Da la impresión de que el mundo se empeña en hacer la contra al verso de Jorge Guillén y no está bien hecho. Al menos no ahora. El filósofo anarquista John Gray, al que nunca hay que perder de vista, dice que jamás habíamos estado tan cerca de la 3ª Guerra Mundial –la fatídica pinza Ucrania–Oriente Medio y el caos mental de Occidente– y que de producirse sería la extinción de la humanidad. Nos acabamos, como en las películas de ciencia ficción de nuestra infancia. Este sería el fin de la Historia y no la ocurrencia de Fukuyama. Qué curioso que nadie hable ya de milenarismo.
El discurso pesimista siempre ha sido más llamativo que el optimista y no sólo por el morbo, con una excepción a tener en cuenta. Parece que en el Berlín de los años 20-30, entre la comunidad judía, eran más los que contemplaban, incrédulos, el ascenso del nazismo que los que lo hacían preocupados. Los primeros, los optimistas, argumentaban que era imposible que aquellos brutos llegaran al poder; los segundos, los pesimistas, empezaron a hacer las maletas y a largarse de su país. Con cuentagotas, pero a largarse. Décadas después, un abuelo judío le contaría a su nieto: «De los optimistas no sobrevivió ninguno: se quedaron y murieron en campos de exterminio. Los pesimistas viven por el mundo y sus nietos trabajan en Nueva York, Buenos Aires o El Cabo».
Ante la Historia pasada los optimistas empatan con los pesimistas, incluso les ganan, pero ante la del futuro, depende: cada vez son más los pesimistas. Con una diferencia sobre los años 30: no hay donde ir. ¿Otro efecto de la globalización? Lo cierto es que Armagedón se está calentando más de la cuenta y el día menos pensado nos da un sopapo que nos manda al otro barrio, dice Gray. Nada personal, en comandita y sin empujar: vayan pasando, que hay sitio para todos. ¿Dónde el refugio, pues? Parece que en el pasado: en aquellos a los que se despreció o apartó en aras de la modernidad.

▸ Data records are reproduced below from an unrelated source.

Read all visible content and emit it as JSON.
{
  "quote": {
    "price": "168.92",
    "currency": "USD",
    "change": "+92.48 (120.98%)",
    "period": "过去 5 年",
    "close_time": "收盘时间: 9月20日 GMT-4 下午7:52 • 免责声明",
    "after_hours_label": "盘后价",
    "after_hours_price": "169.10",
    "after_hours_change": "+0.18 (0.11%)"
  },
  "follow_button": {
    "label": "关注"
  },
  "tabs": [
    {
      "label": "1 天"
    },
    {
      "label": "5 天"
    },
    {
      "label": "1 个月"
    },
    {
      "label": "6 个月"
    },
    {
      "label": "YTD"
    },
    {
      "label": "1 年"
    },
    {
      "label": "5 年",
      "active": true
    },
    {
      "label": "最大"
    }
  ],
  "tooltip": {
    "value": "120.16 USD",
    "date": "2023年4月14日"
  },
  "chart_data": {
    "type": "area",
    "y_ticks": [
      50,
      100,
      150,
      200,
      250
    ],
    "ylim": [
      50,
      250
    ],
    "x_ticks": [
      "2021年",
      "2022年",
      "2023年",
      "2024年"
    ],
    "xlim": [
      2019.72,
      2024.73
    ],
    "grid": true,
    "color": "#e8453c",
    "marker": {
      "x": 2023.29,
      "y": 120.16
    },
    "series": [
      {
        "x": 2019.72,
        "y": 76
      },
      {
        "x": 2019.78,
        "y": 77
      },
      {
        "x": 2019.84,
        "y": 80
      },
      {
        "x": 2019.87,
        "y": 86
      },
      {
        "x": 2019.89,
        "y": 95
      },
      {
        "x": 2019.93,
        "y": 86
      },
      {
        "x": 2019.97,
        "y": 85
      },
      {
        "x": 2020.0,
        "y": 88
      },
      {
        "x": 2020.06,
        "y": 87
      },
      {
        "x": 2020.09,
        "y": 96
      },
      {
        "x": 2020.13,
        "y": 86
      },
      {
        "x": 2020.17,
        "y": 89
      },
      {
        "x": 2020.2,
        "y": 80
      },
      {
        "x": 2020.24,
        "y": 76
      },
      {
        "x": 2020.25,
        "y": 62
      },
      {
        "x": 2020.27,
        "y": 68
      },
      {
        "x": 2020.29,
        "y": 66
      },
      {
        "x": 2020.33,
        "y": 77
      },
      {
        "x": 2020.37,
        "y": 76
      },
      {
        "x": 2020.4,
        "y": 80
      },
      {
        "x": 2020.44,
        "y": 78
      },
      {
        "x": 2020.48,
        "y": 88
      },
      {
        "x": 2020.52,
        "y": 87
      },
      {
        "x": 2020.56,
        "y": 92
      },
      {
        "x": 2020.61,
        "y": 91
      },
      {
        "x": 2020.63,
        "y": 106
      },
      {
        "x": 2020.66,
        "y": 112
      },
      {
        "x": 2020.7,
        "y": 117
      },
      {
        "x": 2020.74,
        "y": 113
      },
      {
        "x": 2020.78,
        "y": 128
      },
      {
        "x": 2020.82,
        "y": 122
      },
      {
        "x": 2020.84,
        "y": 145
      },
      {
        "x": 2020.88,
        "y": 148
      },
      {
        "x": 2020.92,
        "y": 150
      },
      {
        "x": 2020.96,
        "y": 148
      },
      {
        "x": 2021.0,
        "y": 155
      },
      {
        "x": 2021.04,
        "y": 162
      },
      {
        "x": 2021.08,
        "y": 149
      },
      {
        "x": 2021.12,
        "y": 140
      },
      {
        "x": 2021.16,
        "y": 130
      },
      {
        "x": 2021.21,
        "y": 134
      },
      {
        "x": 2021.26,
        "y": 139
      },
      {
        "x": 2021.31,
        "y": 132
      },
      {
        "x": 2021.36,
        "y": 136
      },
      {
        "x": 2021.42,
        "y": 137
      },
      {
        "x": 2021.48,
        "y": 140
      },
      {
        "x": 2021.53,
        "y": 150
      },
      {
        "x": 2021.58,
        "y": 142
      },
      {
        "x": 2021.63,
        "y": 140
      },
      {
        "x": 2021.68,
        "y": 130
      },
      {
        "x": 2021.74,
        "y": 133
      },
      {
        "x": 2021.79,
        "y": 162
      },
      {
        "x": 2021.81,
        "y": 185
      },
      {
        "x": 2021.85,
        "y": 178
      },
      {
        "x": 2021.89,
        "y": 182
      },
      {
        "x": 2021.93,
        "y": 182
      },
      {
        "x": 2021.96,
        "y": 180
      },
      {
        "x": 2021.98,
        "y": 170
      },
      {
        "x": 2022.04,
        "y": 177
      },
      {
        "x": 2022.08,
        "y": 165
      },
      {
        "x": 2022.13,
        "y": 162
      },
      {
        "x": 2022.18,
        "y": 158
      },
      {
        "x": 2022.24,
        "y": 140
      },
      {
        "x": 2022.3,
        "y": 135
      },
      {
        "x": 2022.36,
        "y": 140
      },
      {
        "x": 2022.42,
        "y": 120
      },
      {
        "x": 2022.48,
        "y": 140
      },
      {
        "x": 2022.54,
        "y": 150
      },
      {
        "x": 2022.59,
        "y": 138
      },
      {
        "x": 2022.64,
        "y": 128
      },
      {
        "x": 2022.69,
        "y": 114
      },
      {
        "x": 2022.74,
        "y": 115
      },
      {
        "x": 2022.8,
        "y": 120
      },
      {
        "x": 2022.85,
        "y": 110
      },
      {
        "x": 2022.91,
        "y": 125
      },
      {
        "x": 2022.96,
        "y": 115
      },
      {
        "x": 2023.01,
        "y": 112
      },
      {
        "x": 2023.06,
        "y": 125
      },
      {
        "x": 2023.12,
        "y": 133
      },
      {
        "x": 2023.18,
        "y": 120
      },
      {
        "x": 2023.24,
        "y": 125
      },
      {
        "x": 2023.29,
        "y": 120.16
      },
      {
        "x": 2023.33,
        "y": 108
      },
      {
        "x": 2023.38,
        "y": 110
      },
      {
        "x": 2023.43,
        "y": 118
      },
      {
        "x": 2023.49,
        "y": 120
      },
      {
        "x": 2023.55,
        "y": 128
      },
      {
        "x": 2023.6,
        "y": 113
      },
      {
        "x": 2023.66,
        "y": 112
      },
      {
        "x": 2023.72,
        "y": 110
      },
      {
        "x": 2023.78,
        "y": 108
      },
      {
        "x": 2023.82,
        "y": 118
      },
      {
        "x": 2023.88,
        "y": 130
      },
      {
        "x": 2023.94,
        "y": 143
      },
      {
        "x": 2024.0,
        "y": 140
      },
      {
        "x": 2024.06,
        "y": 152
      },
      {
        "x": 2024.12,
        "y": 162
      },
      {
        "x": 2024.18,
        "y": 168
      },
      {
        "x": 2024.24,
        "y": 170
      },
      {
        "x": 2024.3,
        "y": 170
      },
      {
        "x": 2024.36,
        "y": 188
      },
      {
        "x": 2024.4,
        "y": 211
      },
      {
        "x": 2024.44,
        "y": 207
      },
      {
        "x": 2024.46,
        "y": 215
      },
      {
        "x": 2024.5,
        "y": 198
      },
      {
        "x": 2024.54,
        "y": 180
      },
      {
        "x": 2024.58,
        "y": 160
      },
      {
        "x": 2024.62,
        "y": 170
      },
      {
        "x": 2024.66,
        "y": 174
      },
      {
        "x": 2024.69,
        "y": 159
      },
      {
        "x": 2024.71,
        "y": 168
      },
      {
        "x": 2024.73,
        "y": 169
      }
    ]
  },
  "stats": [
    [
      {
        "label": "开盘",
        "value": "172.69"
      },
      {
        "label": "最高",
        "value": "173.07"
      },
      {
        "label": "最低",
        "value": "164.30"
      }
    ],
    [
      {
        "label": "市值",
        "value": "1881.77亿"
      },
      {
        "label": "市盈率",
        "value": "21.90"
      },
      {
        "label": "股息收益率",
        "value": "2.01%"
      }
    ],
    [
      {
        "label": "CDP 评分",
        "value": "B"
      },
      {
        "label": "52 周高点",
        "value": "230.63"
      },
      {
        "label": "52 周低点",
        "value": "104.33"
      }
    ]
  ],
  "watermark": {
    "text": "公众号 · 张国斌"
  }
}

Estos días se ha inaugurado a bombo y platillo una exposición en París que reúne la obra de Caillebotte. Caillebotte se salvó de la quema donde ardieron muchos otros pintores del XIX que fueron en principio tildados de academicistas –cierto impresionismo salvó a Caillebotte de la condena–, insultados por los jóvenes turcos del arte y arrinconados en el tiempo, como algo polvoriento y cosecha de desván. El siglo XX fue muy injusto con el XIX y hubo momentos en los que creyó que la Historia empezaba con él; con el XX, quiero decir. Pero ante el vértigo que ha ido creciendo a partir del 11-S de 2001 –menos de un cuarto de siglo para ver lo que nunca creímos que veríamos– me temo que se mira hacia el XIX en busca de la tranquilidad que nos está siendo negada. Poco a poco primero; en proceso de aceleración constante después. Y sabemos que cuando la Historia quiere jugártela, lo hace a saltos.
«Que ahora se revisite a Caillebotte no indica más que la voluntad de vivir en un lugar seguro»
Caillebotte, el pintor de la pax burguesa, el pintor de argumento proustiano, el que no abandona el mundo tal como lo ha heredado, pero le añade algunos trazos nuevos y una interpretación que mira hacia adelante, aportando una descomposición del color que lo hace más alegre y mejor para vivir en él. Que ahora se revisite no indica más que la voluntad de vivir en un lugar seguro porque apenas nada se parece a lo que pintó y hasta el mundo del trabajo más duro parece en su pintura una égloga horaciana.
Este revival me ha hecho pensar en otro pintor de su época que con las mismas cartas no le añadió optimismo a la vida, sino que retrató aquello que Paul Morand llamó la negra provincia de Flaubert. Me refiero a Émile Friant, del que nada sabía hasta que lo descubrí en el Museo de Bellas Artes de Nancy de la hermosísima plaza Stanislas. ¡Cuántas mujeres vestidas de riguroso negro hay en la pintura de Friant! ¡Cuántas comitivas fúnebres, cementerios y salidas de misa! Y aunque tanto Friant como Caillebotte pertenezcan a la misma época y retraten el mismo mundo, elegiríamos el mundo del segundo y nos asfixiaríamos en el del primero y en ambos está la verdad del arte. Y si buscamos turbulencias vitales, paradójicamente las hay más en el vetusto Friant que en el estilista Caillebotte.
Mientras tanto, habrá que pensar donde nos situamos para vivir mejor lo que se tenga que vivir. Aún tenemos la suerte de poder elegir.